Written by Liam Tung, Contributing Writer

AMD has released a beta driver to support the Windows 10 May 2020 Update's new feature, hardware-accelerated GPU scheduling. 

The new Windows 10 2004 feature reduces latency caused by buffering between the CPU and GPU. AMD this week added support for GPU scheduling in its Radeon Software Adrenalin 2020 Edition 20.5.1 Beta driver

"By moving scheduling responsibilities from software into hardware, this feature has the potential to improve GPU responsiveness and to allow additional innovation in GPU workload management in the future," AMD said in release notes. 

SEE: Windows 10: A cheat sheet (TechRepublic)

This feature is available on Radeon RX 5600 and Radeon RX 5700 series graphics cards.

Nvidia's announcement about support for Windows graphics scheduling was somewhat overshadowed by news of GeForce RTX GPU support for Microsoft's new DirectX Ultimate graphics API.

Microsoft has now offered a more detailed explanation of its choices in the release of hardware-accelerated GPU scheduling in Windows 10 version 2004, which was enabled by the WDDMv2.7 driver in this version of Windows 10. 

The new GPU scheduler is off by default, so users must opt-in to it in Settings -> System -> Display -> Graphics Settings. The interface for the setting will only appear if the GPU and GPU driver supports the GPU scheduler. 

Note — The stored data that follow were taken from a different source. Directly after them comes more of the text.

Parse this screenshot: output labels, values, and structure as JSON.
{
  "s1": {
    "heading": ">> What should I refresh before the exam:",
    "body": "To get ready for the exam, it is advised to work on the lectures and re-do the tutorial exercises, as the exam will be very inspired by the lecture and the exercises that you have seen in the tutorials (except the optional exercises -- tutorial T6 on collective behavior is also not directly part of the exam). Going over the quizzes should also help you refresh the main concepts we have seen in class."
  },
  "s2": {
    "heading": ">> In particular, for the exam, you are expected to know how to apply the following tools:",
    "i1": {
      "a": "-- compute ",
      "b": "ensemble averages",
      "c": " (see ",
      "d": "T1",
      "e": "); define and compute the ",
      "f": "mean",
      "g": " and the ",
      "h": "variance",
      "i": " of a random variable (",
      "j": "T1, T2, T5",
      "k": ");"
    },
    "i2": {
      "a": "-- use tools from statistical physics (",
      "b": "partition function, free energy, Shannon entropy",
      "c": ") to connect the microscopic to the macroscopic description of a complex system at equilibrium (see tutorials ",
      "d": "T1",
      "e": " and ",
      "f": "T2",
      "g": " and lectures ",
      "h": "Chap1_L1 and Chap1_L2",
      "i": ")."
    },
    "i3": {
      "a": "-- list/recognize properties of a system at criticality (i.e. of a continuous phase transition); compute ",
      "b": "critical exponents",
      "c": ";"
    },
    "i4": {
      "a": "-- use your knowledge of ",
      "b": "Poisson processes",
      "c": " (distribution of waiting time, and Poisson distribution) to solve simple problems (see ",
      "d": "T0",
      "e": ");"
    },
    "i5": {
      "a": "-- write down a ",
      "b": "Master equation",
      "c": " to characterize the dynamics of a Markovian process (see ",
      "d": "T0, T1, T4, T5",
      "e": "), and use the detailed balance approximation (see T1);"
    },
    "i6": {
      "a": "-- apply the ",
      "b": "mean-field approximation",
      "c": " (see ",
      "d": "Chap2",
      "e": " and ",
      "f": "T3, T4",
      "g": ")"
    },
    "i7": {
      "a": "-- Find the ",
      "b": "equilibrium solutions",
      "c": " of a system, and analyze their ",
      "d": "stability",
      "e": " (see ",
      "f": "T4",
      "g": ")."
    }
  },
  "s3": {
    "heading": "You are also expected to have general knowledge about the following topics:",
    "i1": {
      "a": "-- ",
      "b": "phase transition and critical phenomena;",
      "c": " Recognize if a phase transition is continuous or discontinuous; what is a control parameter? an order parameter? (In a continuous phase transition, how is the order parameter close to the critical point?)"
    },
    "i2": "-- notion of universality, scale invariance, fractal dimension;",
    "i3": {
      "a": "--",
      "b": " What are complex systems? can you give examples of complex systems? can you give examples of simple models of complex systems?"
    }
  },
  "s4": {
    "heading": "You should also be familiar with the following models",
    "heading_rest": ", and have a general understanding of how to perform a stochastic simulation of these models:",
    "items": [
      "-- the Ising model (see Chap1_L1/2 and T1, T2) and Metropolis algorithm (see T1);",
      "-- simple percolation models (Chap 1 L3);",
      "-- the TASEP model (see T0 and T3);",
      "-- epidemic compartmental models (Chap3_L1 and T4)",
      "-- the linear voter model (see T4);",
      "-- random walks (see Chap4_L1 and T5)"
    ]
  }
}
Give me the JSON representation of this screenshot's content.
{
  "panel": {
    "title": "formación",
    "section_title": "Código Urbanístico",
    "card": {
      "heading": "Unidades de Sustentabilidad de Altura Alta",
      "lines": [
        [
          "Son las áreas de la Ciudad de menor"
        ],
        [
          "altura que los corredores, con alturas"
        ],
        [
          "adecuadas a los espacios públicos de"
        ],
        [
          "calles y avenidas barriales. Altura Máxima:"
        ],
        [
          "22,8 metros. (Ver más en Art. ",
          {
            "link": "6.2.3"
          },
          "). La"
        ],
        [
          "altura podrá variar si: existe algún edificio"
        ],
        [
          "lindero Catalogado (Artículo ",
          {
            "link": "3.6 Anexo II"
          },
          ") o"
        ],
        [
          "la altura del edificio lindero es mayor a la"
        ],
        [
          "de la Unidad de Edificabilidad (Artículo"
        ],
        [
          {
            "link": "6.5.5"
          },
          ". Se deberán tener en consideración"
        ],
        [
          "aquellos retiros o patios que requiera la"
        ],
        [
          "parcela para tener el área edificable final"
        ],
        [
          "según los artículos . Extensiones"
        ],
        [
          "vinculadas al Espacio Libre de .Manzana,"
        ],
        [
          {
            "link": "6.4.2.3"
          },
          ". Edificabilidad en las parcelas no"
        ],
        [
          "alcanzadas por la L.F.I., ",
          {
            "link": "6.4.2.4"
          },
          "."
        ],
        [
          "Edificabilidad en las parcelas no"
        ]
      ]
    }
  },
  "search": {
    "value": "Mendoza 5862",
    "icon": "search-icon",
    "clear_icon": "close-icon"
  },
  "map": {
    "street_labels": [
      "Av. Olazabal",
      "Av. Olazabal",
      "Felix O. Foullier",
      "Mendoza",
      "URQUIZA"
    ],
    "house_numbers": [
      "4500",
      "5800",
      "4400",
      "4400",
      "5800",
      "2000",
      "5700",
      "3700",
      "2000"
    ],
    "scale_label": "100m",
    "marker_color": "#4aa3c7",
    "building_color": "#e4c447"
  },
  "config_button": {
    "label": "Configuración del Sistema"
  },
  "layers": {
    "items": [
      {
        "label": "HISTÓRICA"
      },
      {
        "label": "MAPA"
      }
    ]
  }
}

According to Microsoft, hardware scheduling still needs to go through a round of testing with Windows Insiders before the appropriate drivers will be released to the mainstream population.

"Although we do a lot of validation through our Insider population, the number of system configurations and scenarios in the Insider population does not fully cover what can happen in our ecosystem of more than a billion devices," said Microsoft's Steve Pronovost, lead and architect for the Windows Graphics Kernel

"Because hardware-accelerated GPU scheduling is such a fundamental pillar of the graphics subsystem and used in absolutely everything that you do on your PC, we decided to introduce it initially as an opt-in to avoid any possible disruption."

Recent releases of Windows Insiders previews on the Slow and Fast rings now support hardware-accelerated GPU scheduling. 

SEE: Is Microsoft done copying Apple?

Microsoft will be publishing drivers from GPU manufacturers through Windows Update for Insider builds. Microsoft intends to run some A/B testing on Insider machines before releasing it to the general public. 

"In the Insider Fast Ring, we can run experiments where we silently toggle hardware-accelerated GPU scheduling on, on behalf of some users such that we get a mix of users running with and without the new scheduler," said Pronovost.

"Through our experimentation platform and our telemetry system we can effectively run A/B experiments and compare how systems running with hardware-accelerated GPU scheduling compare to systems running our old GPU scheduler. 

"We monitor reliability telemetry such as kernel crashes (bluescreens), user mode crashes, GPU hangs, freeze/deadlocks as well as a limited set of performance metrics." 

If the tests prove hardware-accelerated scheduling is reliable and performs well, the driver will be released to the public version of Windows Update for all users on Windows 10 version 2004.